Multiple uses in sight
Even if the results of Dall-E, Midjourney and others often seem stunning, we are far from the fantasy of a conscious AI that would understand everything that is said to it and would be able to do everything. Firstly because, as we have seen, they are limited by the data they are fed. But mostly because these tools are actually different bricks stacked together, some wearing a big trench coat to give the illusion that the software has only one head.

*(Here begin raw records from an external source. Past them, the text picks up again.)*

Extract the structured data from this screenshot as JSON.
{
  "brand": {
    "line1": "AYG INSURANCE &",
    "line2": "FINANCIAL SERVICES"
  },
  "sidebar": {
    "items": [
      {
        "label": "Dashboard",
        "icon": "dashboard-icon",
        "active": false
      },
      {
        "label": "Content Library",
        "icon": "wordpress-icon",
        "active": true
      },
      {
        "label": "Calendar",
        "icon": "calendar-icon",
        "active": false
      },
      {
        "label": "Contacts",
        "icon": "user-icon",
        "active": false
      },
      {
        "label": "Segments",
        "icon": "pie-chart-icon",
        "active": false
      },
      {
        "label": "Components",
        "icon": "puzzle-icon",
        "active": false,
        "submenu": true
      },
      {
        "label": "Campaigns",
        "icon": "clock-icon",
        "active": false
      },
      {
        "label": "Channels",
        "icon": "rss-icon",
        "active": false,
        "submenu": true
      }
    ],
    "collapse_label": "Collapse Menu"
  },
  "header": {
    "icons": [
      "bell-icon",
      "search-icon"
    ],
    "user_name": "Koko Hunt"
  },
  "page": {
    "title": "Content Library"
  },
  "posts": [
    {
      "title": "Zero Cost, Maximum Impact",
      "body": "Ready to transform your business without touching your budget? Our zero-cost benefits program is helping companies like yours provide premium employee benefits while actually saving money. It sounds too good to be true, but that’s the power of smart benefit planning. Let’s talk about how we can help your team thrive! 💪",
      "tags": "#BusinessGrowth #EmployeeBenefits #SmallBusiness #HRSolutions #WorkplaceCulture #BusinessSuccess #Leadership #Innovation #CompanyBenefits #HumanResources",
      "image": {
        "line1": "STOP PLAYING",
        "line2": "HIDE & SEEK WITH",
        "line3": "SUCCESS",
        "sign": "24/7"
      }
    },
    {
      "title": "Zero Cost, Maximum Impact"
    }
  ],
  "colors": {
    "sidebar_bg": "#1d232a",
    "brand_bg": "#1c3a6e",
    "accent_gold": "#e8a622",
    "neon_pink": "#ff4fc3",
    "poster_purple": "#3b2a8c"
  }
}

“A lot of times when you develop this stuff, you start with a specific point and then little by little you add bricks. This makes it possible to do proofs of concept, to integrate the work of other research teams”explains the specialist in machine learning. For example, one AI brick knows how to reproduce objects and animals perfectly well, another knows the differences in style of the great famous painters, another specializes in the reconstruction of a natural landscape. By working together, they are able to produce a painting of a fox sitting in the middle of a field in the style of Claude Monet.
Beyond the technically stunning nature of these AIs, computer image generation also has very concrete advantages. “When we generate faces, they don’t belong to anyone, so it’s not protected by the GDPR. This allows you to create avatars without taking risks”points out Juliette Rengot. We can also imagine AIs that illustrate articles in the press, for example. One thing is certain, these models of artificial intelligence are still in their infancy, and the coming years will probably hold surprises in the field. Let’s hope that this new generation of AI will have learned from the old ones and will fight a little better against sexist and racist clichés.